Но вода поднималась столбом волнистого света в небо и омывала мутный желток луны: зрелище, от которого можно оторваться, только если удастся в него проникнуть всем существом.
Я все же сумел посмотреть на часы и убедиться, что чудовищно опаздываю: вот-вот ожидание отца превратится, минуя наскоро раздраженность, в равнодушие, и он спокойно отправится к Фонаревым без меня.
Напоследок я взглянул вверх: вдруг паутинные линии лунной карты проступили ясней, прожилки медузообразной субстанции, расплывшейся по лунному диску, утолщились и, сопротивляясь вязкому клубящемуся теченью, внезапно стали набухать, смещаться, уменьшая прозрачность, приобретая телесность зрения; и вот уже в них проступил немой и дикий крик зародыша: восхитительный страх, медленно стекая по шее, груди, куда-то вниз к местечку паха, сладко сжал все внутренности…
Потом, происшедшее внезапно, как утреннее беспамятство сна, что-то передернулось в свете, словно в „волшебном фонаре“ были мгновенно переставлены слайды.

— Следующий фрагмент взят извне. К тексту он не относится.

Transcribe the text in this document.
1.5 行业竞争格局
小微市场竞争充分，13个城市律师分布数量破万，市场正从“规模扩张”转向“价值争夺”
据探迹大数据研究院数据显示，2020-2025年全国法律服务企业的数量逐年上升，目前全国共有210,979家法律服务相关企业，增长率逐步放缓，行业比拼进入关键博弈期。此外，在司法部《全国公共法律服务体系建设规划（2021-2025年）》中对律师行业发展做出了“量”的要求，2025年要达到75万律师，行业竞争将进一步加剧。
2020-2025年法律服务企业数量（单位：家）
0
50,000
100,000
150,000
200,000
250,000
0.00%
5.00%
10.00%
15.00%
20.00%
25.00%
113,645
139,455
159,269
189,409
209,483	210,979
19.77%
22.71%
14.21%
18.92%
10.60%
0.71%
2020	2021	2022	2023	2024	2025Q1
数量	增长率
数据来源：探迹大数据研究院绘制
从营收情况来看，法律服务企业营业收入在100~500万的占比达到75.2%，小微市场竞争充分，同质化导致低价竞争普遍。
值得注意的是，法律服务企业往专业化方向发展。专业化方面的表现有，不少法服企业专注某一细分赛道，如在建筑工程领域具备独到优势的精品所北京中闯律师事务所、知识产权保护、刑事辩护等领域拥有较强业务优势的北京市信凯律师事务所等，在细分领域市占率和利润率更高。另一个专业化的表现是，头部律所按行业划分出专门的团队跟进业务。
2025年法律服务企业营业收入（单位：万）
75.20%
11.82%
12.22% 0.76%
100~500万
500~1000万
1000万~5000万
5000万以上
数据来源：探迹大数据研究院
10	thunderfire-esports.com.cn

Я почувствовал, что на крыше еще кто-то есть. Плоскость ее — примерно, квадрат шагов в семь по диагонали — до сих пор служила основанием только для столба теплейшей звездной темноты — стержня моей бакинской ночи, — только основанием моего удивления чудесной случайности рисунка и странному лунному видению, но внезапно весомость этого видения воплотилась в чье-то дополнительное присутствие, которое я стал теперь способен внутренне ясно ощущать и даже слышать, поскольку присутствие это зашевелилось. (Шелест платья, который распускает паутинкой в слухе тело бабочки, выпрастывающейся из кокона сладкого лунного сна.)»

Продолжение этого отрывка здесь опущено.